ON S’EN SOUVIENT : le nord-est de l’Allemagne a été touché au premier semestre 2011 par une épidémie d’infections à E. coli O104:H4 producteur de Shiga toxine, avec syndrome hémolytique et urémique (SHU) chez 800 patients. Environ 30 % ont développé des complications neurologiques allant du delirium à l’épilepsie.
Rappel : les deux principales formes de microangiopathie thrombotique - le SHU et le purpura thrombotique thrombocytopénique (PTT) - ont des pathogenèses distinctes. Un anticorps bloquant la cascade du complément, l’éculizumab, a été proposé dans le SHU alors que les échanges plasmatiques constituent un traitement de choix du PTT sévère. Dans le PTT, il existe des signes neurologiques mais les reins sont en général épargnés ; à l’opposé, dans le SHU, le tableau est dominé par l’atteinte rénale et les manifestations neurologiques sont moins fréquentes. Cela dit, la différence entre les deux affections est souvent difficile.
Des Allemands rapportent dans le « Lancet » l’expérience de deux hôpitaux (Greifswald et Hanovre) au cours de cette épidémie à E. coli O104:H4. Là, 12 des 63 patients ont développé des complications neurologiques nécessitant l’admission en soins intensifs. Ces patients n’ont répondu ni aux échanges plasmatiques ni à l’éculizumab. Mais le fait que ces complications neurologiques soient survenues de façon différée (dans la deuxième semaine après le début de la diarrhée) a fait penser à un mécanisme immuno-médié. Ce qui a conduit à envisager l’immunodéplétion en IgG comme traitement de sauvetage chez des patients dont la vie était menacée.

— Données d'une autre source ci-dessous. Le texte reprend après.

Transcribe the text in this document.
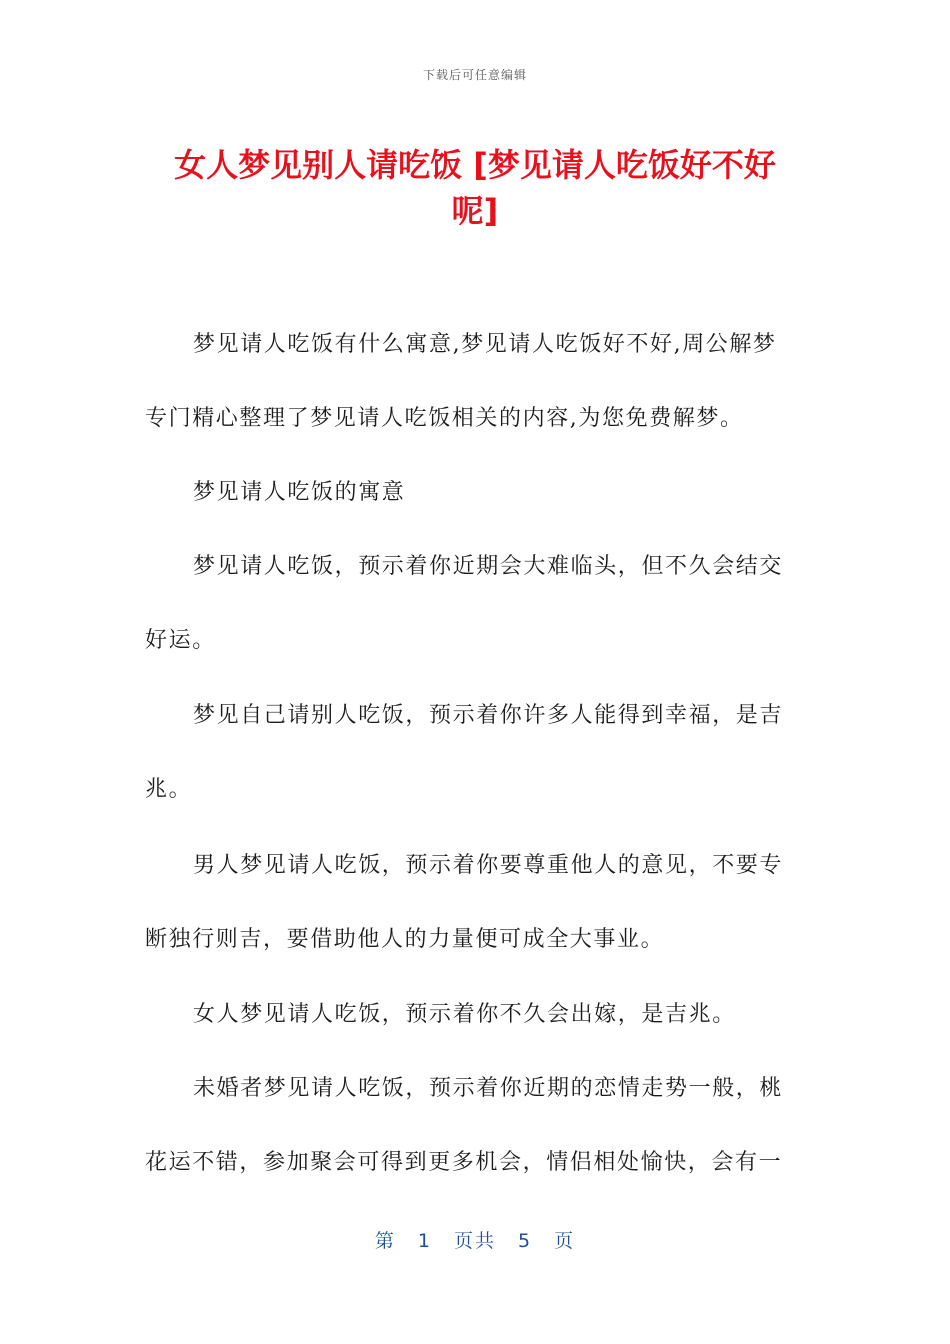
下载后可任意编辑
女人梦见别人请吃饭 [梦见请人吃饭好不好
呢]

梦见请人吃饭有什么寓意,梦见请人吃饭好不好,周公解梦
专门精心整理了梦见请人吃饭相关的内容,为您免费解梦。

梦见请人吃饭的寓意

梦见请人吃饭，预示着你近期会大难临头，但不久会结交
好运。

梦见自己请别人吃饭，预示着你许多人能得到幸福，是吉
兆。

男人梦见请人吃饭，预示着你要尊重他人的意见，不要专
断独行则吉，要借助他人的力量便可成全大事业。

女人梦见请人吃饭，预示着你不久会出嫁，是吉兆。

未婚者梦见请人吃饭，预示着你近期的恋情走势一般，桃
花运不错，参加聚会可得到更多机会，情侣相处愉快，会有一

第 1 页共 5 页
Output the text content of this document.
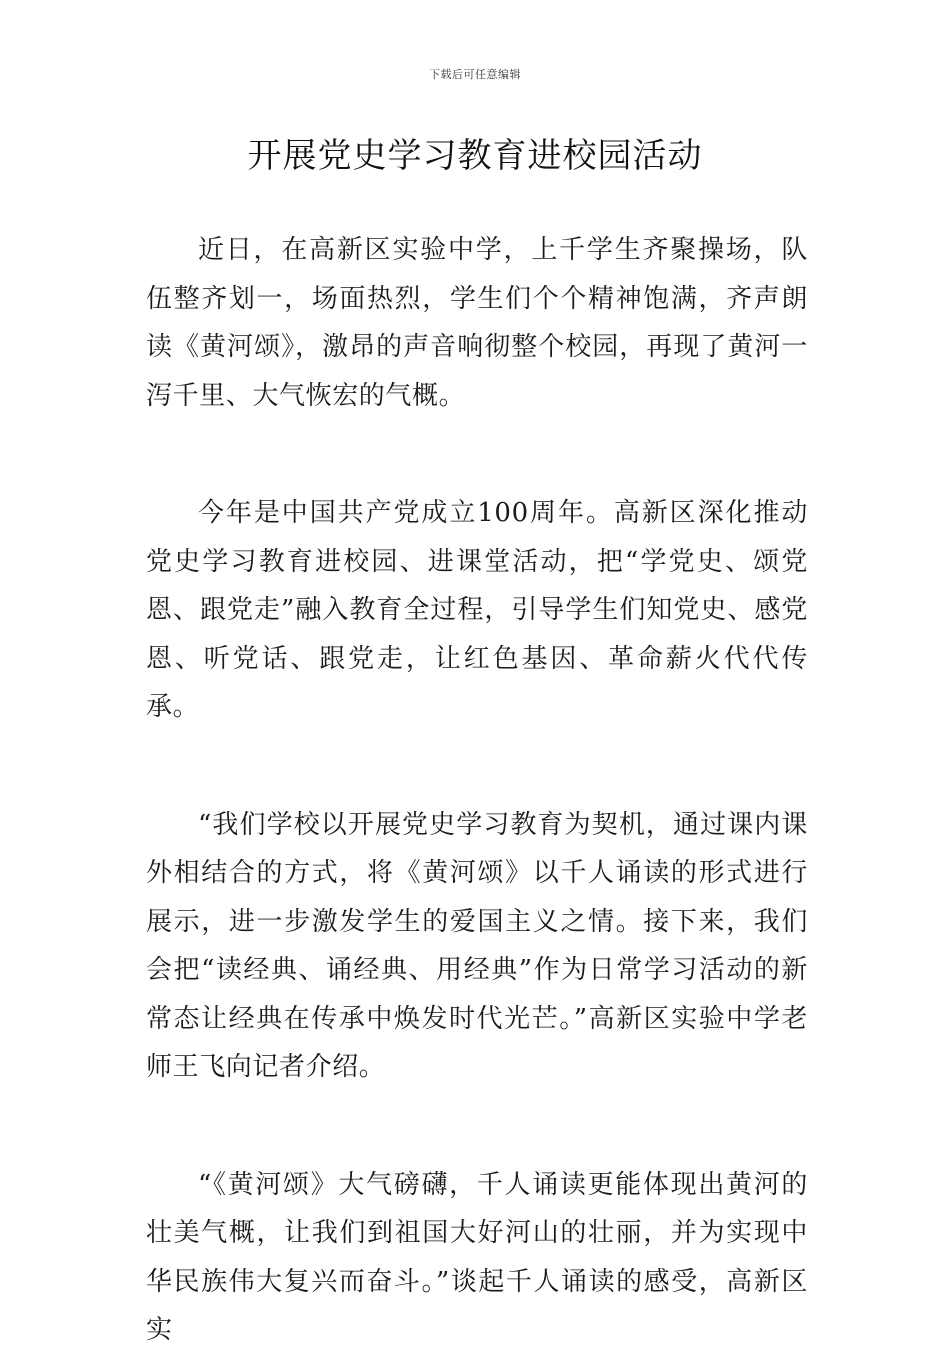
下载后可任意编辑
开展党史学习教育进校园活动

近日，在高新区实验中学，上千学生齐聚操场，队伍整齐划一，场面热烈，学生们个个精神饱满，齐声朗读《黄河颂》，激昂的声音响彻整个校园，再现了黄河一泻千里、大气恢宏的气概。

今年是中国共产党成立100周年。高新区深化推动党史学习教育进校园、进课堂活动，把“学党史、颂党恩、跟党走”融入教育全过程，引导学生们知党史、感党恩、听党话、跟党走，让红色基因、革命薪火代代传承。

“我们学校以开展党史学习教育为契机，通过课内课外相结合的方式，将《黄河颂》以千人诵读的形式进行展示，进一步激发学生的爱国主义之情。接下来，我们会把“读经典、诵经典、用经典”作为日常学习活动的新常态让经典在传承中焕发时代光芒。”高新区实验中学老师王飞向记者介绍。

“《黄河颂》大气磅礴，千人诵读更能体现出黄河的壮美气概，让我们到祖国大好河山的壮丽，并为实现中华民族伟大复兴而奋斗。”谈起千人诵读的感受，高新区实
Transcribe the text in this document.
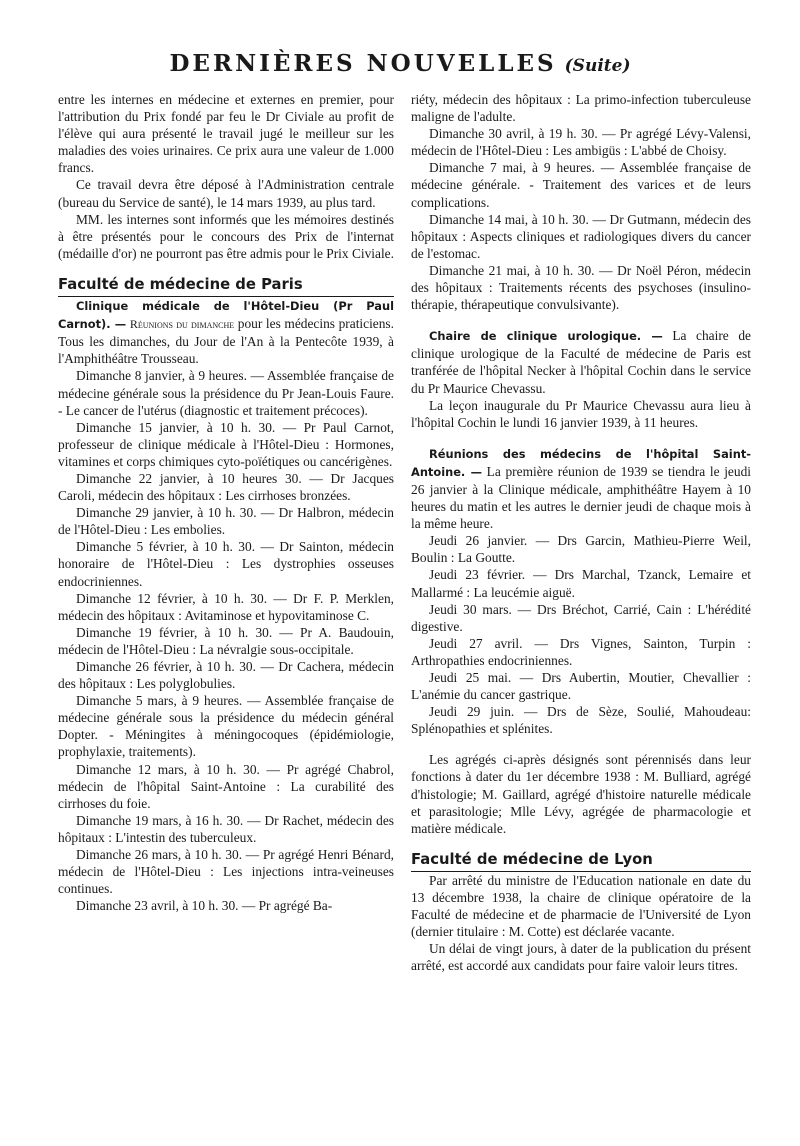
DERNIÈRES NOUVELLES (Suite)

entre les internes en médecine et externes en premier, pour l'attribution du Prix fondé par feu le Dr Civiale au profit de l'élève qui aura présenté le travail jugé le meilleur sur les maladies des voies urinaires. Ce prix aura une valeur de 1.000 francs.

Ce travail devra être déposé à l'Administration centrale (bureau du Service de santé), le 14 mars 1939, au plus tard.

MM. les internes sont informés que les mémoires destinés à être présentés pour le concours des Prix de l'internat (médaille d'or) ne pourront pas être admis pour le Prix Civiale.

Faculté de médecine de Paris

Clinique médicale de l'Hôtel-Dieu (Pr Paul Carnot). — Réunions du dimanche pour les médecins praticiens. Tous les dimanches, du Jour de l'An à la Pentecôte 1939, à l'Amphithéâtre Trousseau.

Dimanche 8 janvier, à 9 heures. — Assemblée française de médecine générale sous la présidence du Pr Jean-Louis Faure. - Le cancer de l'utérus (diagnostic et traitement précoces).

Dimanche 15 janvier, à 10 h. 30. — Pr Paul Carnot, professeur de clinique médicale à l'Hôtel-Dieu : Hormones, vitamines et corps chimiques cyto-poïétiques ou cancérigènes.

Dimanche 22 janvier, à 10 heures 30. — Dr Jacques Caroli, médecin des hôpitaux : Les cirrhoses bronzées.

Dimanche 29 janvier, à 10 h. 30. — Dr Halbron, médecin de l'Hôtel-Dieu : Les embolies.

Dimanche 5 février, à 10 h. 30. — Dr Sainton, médecin honoraire de l'Hôtel-Dieu : Les dystrophies osseuses endocriniennes.

Dimanche 12 février, à 10 h. 30. — Dr F. P. Merklen, médecin des hôpitaux : Avitaminose et hypovitaminose C.

Dimanche 19 février, à 10 h. 30. — Pr A. Baudouin, médecin de l'Hôtel-Dieu : La névralgie sous-occipitale.

Dimanche 26 février, à 10 h. 30. — Dr Cachera, médecin des hôpitaux : Les polyglobulies.

Dimanche 5 mars, à 9 heures. — Assemblée française de médecine générale sous la présidence du médecin général Dopter. - Méningites à méningocoques (épidémiologie, prophylaxie, traitements).

Dimanche 12 mars, à 10 h. 30. — Pr agrégé Chabrol, médecin de l'hôpital Saint-Antoine : La curabilité des cirrhoses du foie.

Dimanche 19 mars, à 16 h. 30. — Dr Rachet, médecin des hôpitaux : L'intestin des tuberculeux.

Dimanche 26 mars, à 10 h. 30. — Pr agrégé Henri Bénard, médecin de l'Hôtel-Dieu : Les injections intra-veineuses continues.

Dimanche 23 avril, à 10 h. 30. — Pr agrégé Ba-

riéty, médecin des hôpitaux : La primo-infection tuberculeuse maligne de l'adulte.

Dimanche 30 avril, à 19 h. 30. — Pr agrégé Lévy-Valensi, médecin de l'Hôtel-Dieu : Les ambigüs : L'abbé de Choisy.

Dimanche 7 mai, à 9 heures. — Assemblée française de médecine générale. - Traitement des varices et de leurs complications.

Dimanche 14 mai, à 10 h. 30. — Dr Gutmann, médecin des hôpitaux : Aspects cliniques et radiologiques divers du cancer de l'estomac.

Dimanche 21 mai, à 10 h. 30. — Dr Noël Péron, médecin des hôpitaux : Traitements récents des psychoses (insulino-thérapie, thérapeutique convulsivante).

Chaire de clinique urologique. — La chaire de clinique urologique de la Faculté de médecine de Paris est tranférée de l'hôpital Necker à l'hôpital Cochin dans le service du Pr Maurice Chevassu.

La leçon inaugurale du Pr Maurice Chevassu aura lieu à l'hôpital Cochin le lundi 16 janvier 1939, à 11 heures.

Réunions des médecins de l'hôpital Saint-Antoine. — La première réunion de 1939 se tiendra le jeudi 26 janvier à la Clinique médicale, amphithéâtre Hayem à 10 heures du matin et les autres le dernier jeudi de chaque mois à la même heure.

Jeudi 26 janvier. — Drs Garcin, Mathieu-Pierre Weil, Boulin : La Goutte.

Jeudi 23 février. — Drs Marchal, Tzanck, Lemaire et Mallarmé : La leucémie aiguë.

Jeudi 30 mars. — Drs Bréchot, Carrié, Cain : L'hérédité digestive.

Jeudi 27 avril. — Drs Vignes, Sainton, Turpin : Arthropathies endocriniennes.

Jeudi 25 mai. — Drs Aubertin, Moutier, Chevallier : L'anémie du cancer gastrique.

Jeudi 29 juin. — Drs de Sèze, Soulié, Mahoudeau: Splénopathies et splénites.

Les agrégés ci-après désignés sont pérennisés dans leur fonctions à dater du 1er décembre 1938 : M. Bulliard, agrégé d'histologie; M. Gaillard, agrégé d'histoire naturelle médicale et parasitologie; Mlle Lévy, agrégée de pharmacologie et matière médicale.

Faculté de médecine de Lyon

Par arrêté du ministre de l'Education nationale en date du 13 décembre 1938, la chaire de clinique opératoire de la Faculté de médecine et de pharmacie de l'Université de Lyon (dernier titulaire : M. Cotte) est déclarée vacante.

Un délai de vingt jours, à dater de la publication du présent arrêté, est accordé aux candidats pour faire valoir leurs titres.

Deux séances sur deux jours consécutifs.
L’immunodéplétion a consisté à utiliser des colonnes liant les immunoglobulines et principalement les IgG (Immunosorba à Greifswald ; Globaffin et Therasorb à Hanovre). Deux séances d’immunoadsorption ont été réalisées sur deux jours consécutifs. À chaque séance, 12 litres de plasma étaient traités. À la fin de la deuxième séance, des IgG ont été administrées en I. V. pour restaurer les concentrations d’IgG.
Le score neurologique des patients a été évalué tous les jours. Les cotations étaient les suivantes : désorientation (1 point), panique ou hallucinations (1) coma (2), myoclonies (1), aphasie (1), parésie (1), convulsions (1), ventilation mécanique pour raison neurologique (3).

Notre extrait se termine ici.